Eğitim sistemine yönelik ciddi anlamda eleştiriler var. Bana göre bunlardan en değerlisi, gençlerimizin kendi yetenekleri doğrultusunda eğitim alamamaları.

Neredeyse herkesin ezbere bildiği ama hangi hikmetin gereği, bunun tersine iş yaptığımız bir eğitim yaklaşımı; “Burada hiçbir balık uçmaya, hiçbir kuş yüzmeye zorlanmaz”.

Madem “Burada hiçbir balık uçmaya, hiçbir kuş yüzmeye zorlanmaz”, kanat çırpmaya çalıştırılan bunca balık, yüzmeye çalıştırılan bunca kuş nereden çıktı?

Sayısal ve sözel alanda bireyin alması gereken temel eğitim onun toplumsal hayatın olmazsa olmaz gerekliliklerinden ibaret olan araçlar iken, bunlar nasıl oldu da amaç haline geldi?

Dünya her geçen gün bilimsel alanlarda alt disiplinlerde uzmanlaşmaya doğru giderken, bir on milyondan fazla gencimizi üç beş alana ve programa hapsederek bütün bilimsel çalışmaları bu pakete sığdırmaya çalışıyoruz?

Lise türlerinin çoğalması ve gençlerin yeteneklerine göre yönlenecekleri, uzmanlaşacakları alanların temel eğitimlerini vermemiz gerekirken, neden bu türleri azaltarak birkaç alana hapsederek onları hiç de başarılı olamayacakları alanlara mahkûm ediyoruz?

Teşbihte hata olmazsa kasap olmaya yetenekli bir öğrenciye de doktor olmak isteyen bir öğrenciyi de neden aynı dersleri almak zorunda bırakıyoruz?

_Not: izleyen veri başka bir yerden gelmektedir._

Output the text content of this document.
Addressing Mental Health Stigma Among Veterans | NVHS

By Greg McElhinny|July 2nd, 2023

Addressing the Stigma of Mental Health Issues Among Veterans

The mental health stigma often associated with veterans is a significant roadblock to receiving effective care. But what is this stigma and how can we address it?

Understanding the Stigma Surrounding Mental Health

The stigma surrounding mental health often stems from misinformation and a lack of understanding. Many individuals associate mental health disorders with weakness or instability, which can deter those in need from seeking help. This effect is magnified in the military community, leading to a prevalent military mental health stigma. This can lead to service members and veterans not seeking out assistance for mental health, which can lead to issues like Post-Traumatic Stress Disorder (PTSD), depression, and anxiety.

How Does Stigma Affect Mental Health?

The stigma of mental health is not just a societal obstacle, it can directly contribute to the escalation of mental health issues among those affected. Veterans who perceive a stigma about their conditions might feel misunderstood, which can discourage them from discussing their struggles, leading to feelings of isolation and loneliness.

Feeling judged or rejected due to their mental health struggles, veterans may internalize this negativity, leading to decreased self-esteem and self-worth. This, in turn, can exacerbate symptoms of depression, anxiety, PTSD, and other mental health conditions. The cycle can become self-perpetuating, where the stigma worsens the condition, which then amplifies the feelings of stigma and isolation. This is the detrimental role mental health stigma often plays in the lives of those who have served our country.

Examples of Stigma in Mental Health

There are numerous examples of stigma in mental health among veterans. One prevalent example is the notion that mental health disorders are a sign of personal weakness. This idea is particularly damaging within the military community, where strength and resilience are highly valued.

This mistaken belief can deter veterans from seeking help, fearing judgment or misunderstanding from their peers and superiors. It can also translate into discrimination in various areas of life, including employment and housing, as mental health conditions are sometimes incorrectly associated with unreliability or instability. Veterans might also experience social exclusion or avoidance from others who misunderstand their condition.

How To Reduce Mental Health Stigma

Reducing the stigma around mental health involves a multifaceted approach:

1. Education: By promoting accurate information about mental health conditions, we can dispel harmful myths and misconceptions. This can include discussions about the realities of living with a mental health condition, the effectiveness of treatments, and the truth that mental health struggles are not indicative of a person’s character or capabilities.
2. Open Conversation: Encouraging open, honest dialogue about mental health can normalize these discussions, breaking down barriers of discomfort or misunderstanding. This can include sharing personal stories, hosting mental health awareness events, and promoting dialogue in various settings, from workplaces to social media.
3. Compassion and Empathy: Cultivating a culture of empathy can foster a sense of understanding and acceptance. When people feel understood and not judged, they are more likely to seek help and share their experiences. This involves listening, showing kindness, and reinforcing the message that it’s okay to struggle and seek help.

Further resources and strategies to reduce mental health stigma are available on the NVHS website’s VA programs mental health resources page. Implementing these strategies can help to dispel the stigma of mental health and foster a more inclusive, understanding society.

On iki yıl boyunca yetenekleri dışında almaya zorlandıkları tek tip eğitim(!) sonrasında onlardan; dünyayı değiştirecek fizik dehası, Nobel ödülü alacak tarihçi, ülkemize çağ atlatacak kimya buluşları, topluma yön verecek siyasetçi, filozof, edebiyatçı, ilahiyatçı, şair, hatip olmasını, dört beş yıllık üniversite öğrenimden sonra bekleyebiliyoruz?

Temel eğitimin ardında ortaokullar bireylerin yeteneklerinin tespit edildiği, mesleki yeterlilik alanına göre yönlendirildiği “liseler” olmalı; Mimarlık, İnşaat, Edebiyat, Felsefe, İlahiyat, Sosyoloji, Spor, Güzel Sanatlar, Konservatuar, Tarım, Ziraat, Kimya, Biyoloji, Muhasebe, Bankacılık, İşletme, Elektrik, Elektronik, Ağaç İşleri, Öğretmen, Sağlık, Yabancı Dil Liseleri., Gazetecilik Lisesi… vb. 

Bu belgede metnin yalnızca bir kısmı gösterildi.